Fallen innocents on blood-stained streets. The defiant banging of pots and pans echoing in the darkness. The birth of a springtime revolution amidst the interrupted lives of a country and its people. On the morning of 1 February 2021, a coup d’état was initiated by the Tatmadaw, Myanmar’s military, effectively overthrowing the democratically elected members of the country’s ruling party, the National League for Democracy, and casting Myanmar into chaos.
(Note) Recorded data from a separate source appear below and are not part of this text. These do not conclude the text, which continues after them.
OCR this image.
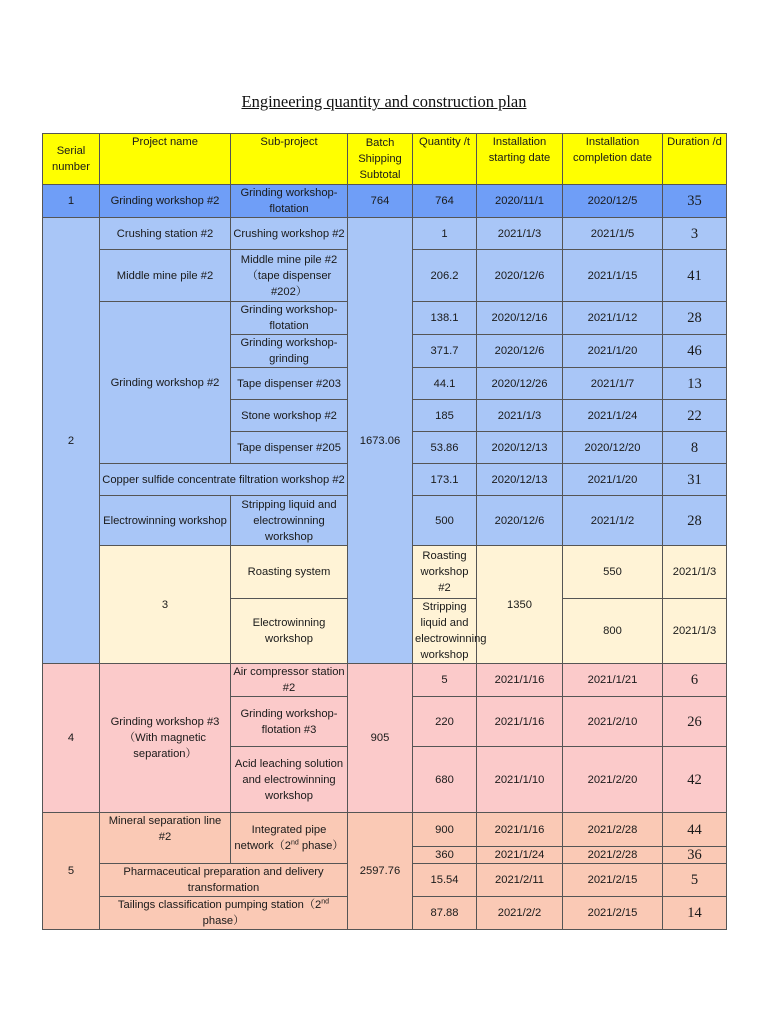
Engineering quantity and construction plan
Serial number	Project name	Sub-project	Batch Shipping Subtotal	Quantity /t	Installation starting date	Installation completion date	Duration /d	
1	Grinding workshop #2	Grinding workshop-flotation	764	764	2020/11/1	2020/12/5	35	
2	Crushing station #2	Crushing workshop #2	1673.06	1	2021/1/3	2021/1/5	3	
	Middle mine pile #2	Middle mine pile #2（tape dispenser #202）		206.2	2020/12/6	2021/1/15	41	
	Grinding workshop #2	Grinding workshop-flotation		138.1	2020/12/16	2021/1/12	28	
		Grinding workshop-grinding		371.7	2020/12/6	2021/1/20	46	
		Tape dispenser #203		44.1	2020/12/26	2021/1/7	13	
		Stone workshop #2		185	2021/1/3	2021/1/24	22	
		Tape dispenser #205		53.86	2020/12/13	2020/12/20	8	
	Copper sulfide concentrate filtration workshop #2			173.1	2020/12/13	2021/1/20	31	
	Electrowinning workshop	Stripping liquid and electrowinning workshop		500	2020/12/6	2021/1/2	28	
	3	Roasting system		Roasting workshop #2	1350	550	2021/1/3		
		Electrowinning workshop		Stripping liquid and electrowinning workshop		800	2021/1/3		
4	Grinding workshop #3（With magnetic separation）	Air compressor station #2	905	5	2021/1/16	2021/1/21	6	
		Grinding workshop-flotation #3		220	2021/1/16	2021/2/10	26	
		Acid leaching solution and electrowinning workshop		680	2021/1/10	2021/2/20	42	
5	Mineral separation line #2	Integrated pipe network（2nd phase）	2597.76	900	2021/1/16	2021/2/28	44	
				360	2021/1/24	2021/2/28	36	
	Pharmaceutical preparation and delivery transformation			15.54	2021/2/11	2021/2/15	5	
	Tailings classification pumping station（2nd phase）			87.88	2021/2/2	2021/2/15	14	
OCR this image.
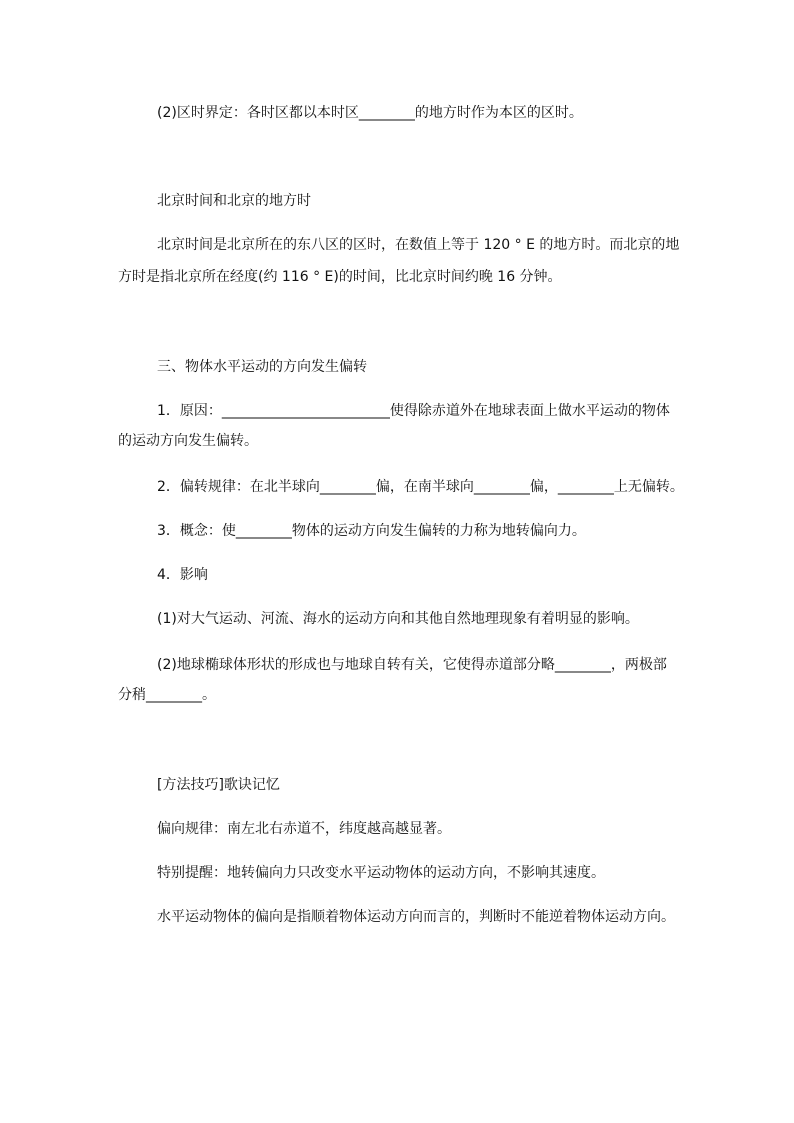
(2)区时界定：各时区都以本时区________的地方时作为本区的区时。
北京时间和北京的地方时
北京时间是北京所在的东八区的区时，在数值上等于 120 ° E 的地方时。而北京的地
方时是指北京所在经度(约 116 ° E)的时间，比北京时间约晚 16 分钟。
三、物体水平运动的方向发生偏转
1．原因：________________________使得除赤道外在地球表面上做水平运动的物体
的运动方向发生偏转。
2．偏转规律：在北半球向________偏，在南半球向________偏，________上无偏转。
3．概念：使________物体的运动方向发生偏转的力称为地转偏向力。
4．影响
(1)对大气运动、河流、海水的运动方向和其他自然地理现象有着明显的影响。
(2)地球椭球体形状的形成也与地球自转有关，它使得赤道部分略________，两极部
分稍________。
[方法技巧]歌诀记忆
偏向规律：南左北右赤道不，纬度越高越显著。
特别提醒：地转偏向力只改变水平运动物体的运动方向，不影响其速度。
水平运动物体的偏向是指顺着物体运动方向而言的，判断时不能逆着物体运动方向。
This volume collects the poetry and prose of the many writers, cultural figures, and everyday people on the ground in Myanmar’s urban centres, rural countryside and in the diaspora, as they document, memorialize, or merely try to come to grips with the violence and traumas unfolding before their eyes. Written in English or translated from the original Burmese the collection includes some of Myanmar’s most important contemporary authors and dissidents, such as Ma Thida, Nyipulay and K Za Win, as well as up and coming authors and poets from all over Myanmar, reflecting the country’s rich cultural and ethnic diversity.

In addition, poetry and essays that reflect socioeconomic life of the so-called transitional Myanmar (2010-2020), a period of relative freedom for writers when much of the censorship regime was lifted and the internet and social media were introduced in the country, as well as prominent protest poems and essays, by dissidents Min Ko Naing, U Win Tin and Min Lu, who lived through the hopes and horrors of the 1988 uprising of Myanmar are featured in this volume.

A feast for the literary imagination, an elegy to those who have fallen, and a courageous act of defiance by those that continue to fight, these firsthand accounts provide an important window into a crucial moment in Myanmar’s history.